The next thing is always have good facts. The court pointed out the wrangler checked the saddle two or three times before the plaintiff rode the horse which eliminated the gross negligence argument. Good facts do not mean to only defend yourself when you are going to win. It means to do things right, and you don’t have to worry and if you do have a problem you will win.
Here the wrangler had been well trained in how to deal with the situation and problems of kids at summer camps riding horses. Before the plaintiff was allowed to mount the horse the saddle was checked and double checked.
So Now What?
Hire well, train well and treat well; the three ideas to keep employees part of your defense team. Your employees do not need to lawsuits and not have a lawsuit become a forum for any employee to come back at you.

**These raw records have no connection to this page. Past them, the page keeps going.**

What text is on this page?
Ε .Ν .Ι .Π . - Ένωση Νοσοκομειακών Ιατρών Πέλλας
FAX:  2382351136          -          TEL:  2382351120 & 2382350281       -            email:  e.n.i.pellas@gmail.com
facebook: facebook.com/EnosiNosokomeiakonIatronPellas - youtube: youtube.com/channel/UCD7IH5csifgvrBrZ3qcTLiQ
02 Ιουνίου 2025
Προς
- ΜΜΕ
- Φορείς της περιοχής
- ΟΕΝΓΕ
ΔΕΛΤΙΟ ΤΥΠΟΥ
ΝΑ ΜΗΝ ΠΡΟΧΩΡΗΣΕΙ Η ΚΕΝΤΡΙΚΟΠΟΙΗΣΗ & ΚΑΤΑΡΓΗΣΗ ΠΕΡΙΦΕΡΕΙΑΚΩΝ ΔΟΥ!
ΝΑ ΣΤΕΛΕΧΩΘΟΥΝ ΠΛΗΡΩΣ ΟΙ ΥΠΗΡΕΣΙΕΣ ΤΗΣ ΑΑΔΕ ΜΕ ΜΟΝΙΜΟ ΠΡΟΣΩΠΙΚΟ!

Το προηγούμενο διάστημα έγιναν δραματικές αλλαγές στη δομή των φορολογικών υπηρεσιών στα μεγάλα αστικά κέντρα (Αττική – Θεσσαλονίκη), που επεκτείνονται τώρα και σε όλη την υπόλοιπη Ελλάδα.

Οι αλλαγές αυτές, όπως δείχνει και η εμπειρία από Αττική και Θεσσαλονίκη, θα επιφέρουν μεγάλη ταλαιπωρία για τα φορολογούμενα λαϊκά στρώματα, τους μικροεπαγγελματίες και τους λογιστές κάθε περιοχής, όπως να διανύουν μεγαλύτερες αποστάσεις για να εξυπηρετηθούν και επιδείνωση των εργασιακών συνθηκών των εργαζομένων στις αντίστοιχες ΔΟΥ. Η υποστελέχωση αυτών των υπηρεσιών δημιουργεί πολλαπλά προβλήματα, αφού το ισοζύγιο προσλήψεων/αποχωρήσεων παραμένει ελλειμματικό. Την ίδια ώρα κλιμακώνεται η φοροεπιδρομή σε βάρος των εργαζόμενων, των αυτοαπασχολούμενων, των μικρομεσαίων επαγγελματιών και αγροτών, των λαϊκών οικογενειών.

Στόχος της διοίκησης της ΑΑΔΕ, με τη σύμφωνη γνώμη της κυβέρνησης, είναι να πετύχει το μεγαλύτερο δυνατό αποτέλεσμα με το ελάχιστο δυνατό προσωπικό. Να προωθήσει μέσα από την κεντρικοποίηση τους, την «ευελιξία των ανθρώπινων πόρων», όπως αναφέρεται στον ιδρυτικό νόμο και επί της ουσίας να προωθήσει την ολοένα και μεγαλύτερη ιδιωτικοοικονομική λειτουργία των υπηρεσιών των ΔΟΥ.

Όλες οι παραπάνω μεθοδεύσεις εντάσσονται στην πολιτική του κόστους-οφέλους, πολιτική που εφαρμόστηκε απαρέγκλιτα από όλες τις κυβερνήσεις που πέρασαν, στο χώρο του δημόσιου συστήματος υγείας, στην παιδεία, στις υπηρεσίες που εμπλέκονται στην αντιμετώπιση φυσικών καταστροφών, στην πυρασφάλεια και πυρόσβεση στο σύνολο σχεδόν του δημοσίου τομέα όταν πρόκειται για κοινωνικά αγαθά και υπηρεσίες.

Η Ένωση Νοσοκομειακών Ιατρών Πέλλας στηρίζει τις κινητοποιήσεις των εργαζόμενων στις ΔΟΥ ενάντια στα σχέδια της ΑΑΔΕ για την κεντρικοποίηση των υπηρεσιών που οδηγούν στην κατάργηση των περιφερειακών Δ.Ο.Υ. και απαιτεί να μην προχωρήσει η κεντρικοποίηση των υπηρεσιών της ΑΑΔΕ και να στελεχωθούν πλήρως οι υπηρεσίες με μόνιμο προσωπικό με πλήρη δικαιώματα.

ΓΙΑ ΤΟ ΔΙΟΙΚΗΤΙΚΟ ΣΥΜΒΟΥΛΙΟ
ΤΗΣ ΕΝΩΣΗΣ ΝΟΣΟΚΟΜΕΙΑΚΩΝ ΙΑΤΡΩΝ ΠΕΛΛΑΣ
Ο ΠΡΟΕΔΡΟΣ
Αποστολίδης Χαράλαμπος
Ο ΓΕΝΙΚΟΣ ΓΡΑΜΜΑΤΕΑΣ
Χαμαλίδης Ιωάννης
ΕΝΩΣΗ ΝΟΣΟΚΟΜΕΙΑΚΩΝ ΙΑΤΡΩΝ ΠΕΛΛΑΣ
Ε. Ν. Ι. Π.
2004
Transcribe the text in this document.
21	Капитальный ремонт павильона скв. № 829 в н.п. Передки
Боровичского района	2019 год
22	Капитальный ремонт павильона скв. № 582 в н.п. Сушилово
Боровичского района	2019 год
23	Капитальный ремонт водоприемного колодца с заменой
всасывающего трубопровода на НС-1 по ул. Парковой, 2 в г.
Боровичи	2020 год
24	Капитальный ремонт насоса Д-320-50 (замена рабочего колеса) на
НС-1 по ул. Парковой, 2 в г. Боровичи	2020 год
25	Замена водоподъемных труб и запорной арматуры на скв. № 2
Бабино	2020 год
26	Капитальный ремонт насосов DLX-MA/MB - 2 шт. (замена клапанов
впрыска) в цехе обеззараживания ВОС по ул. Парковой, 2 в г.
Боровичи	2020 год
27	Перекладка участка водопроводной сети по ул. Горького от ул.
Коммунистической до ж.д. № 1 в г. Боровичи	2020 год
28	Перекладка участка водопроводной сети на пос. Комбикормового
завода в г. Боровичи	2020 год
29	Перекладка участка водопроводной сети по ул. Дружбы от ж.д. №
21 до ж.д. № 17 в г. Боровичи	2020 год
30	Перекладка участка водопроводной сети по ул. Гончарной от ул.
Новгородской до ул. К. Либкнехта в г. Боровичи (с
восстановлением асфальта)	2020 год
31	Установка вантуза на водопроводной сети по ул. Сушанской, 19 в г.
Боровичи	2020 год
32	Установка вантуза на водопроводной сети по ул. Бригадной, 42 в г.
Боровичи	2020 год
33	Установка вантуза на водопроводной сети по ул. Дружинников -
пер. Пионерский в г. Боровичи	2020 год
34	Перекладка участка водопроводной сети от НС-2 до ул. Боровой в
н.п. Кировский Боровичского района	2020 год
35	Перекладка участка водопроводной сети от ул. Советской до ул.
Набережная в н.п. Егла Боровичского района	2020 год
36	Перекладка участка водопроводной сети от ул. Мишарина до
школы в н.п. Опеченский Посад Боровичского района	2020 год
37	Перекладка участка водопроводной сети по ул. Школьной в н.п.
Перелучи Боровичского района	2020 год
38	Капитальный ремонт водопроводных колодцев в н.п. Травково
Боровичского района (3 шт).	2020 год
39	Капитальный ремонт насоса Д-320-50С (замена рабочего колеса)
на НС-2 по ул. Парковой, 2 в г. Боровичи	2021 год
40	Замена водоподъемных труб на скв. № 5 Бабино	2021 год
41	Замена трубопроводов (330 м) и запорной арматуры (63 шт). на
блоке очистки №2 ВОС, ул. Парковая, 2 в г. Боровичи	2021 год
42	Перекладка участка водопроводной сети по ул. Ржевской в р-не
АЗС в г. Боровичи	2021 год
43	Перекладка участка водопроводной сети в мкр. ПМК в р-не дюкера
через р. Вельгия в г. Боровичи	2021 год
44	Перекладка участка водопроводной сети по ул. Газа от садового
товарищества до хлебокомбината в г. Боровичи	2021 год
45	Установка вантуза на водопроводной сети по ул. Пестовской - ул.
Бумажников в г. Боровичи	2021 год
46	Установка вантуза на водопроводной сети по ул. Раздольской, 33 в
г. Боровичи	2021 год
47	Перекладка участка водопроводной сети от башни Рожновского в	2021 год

See 7 Mistakes Made by People, who are called Defendant. Hire good people to begin with. Work hard at hiring people who like people and understand the job. The job is not to show off to little kids about how great a horseman you are, the job is to get kids on horses and have them have a good time. The job is to have the kids leave the ring the same way they entered the ring with a big grin on top of a horse.
Never hire for skills except people skills. You can teach anyone to ride a horse, row a raft or run a ropes course. Finding someone who can remember to double check everything, deal with a problem child and entertain at the same time is a little harder. However, those people are out there, work harder and find them.
7 Mistakes Made by People who are called Defendant.
1. Hire and retain Uncaring Employees: Hire Well, Train Well, and Treat Well
2. Failing to Know Your Customers and why they are buying from you.
3. Failing to Treat Your Customers the Way They Want to Be Treated:
4. Examining the problem from Your Perspective: Your customer sees the problem differently than you. The customer may not even understand the problem.
5. Placing a ridiculous value on principles and pride. Principles & Pride Goethe before a Lawsuit
6. Never know Why you are being sued: Sticking your head in the sand, or passing the problem to a lawyer does not resolve the problem.
7. Forgetting What Your Mother Taught You: If you act like your mother taught you, you won’t be sued.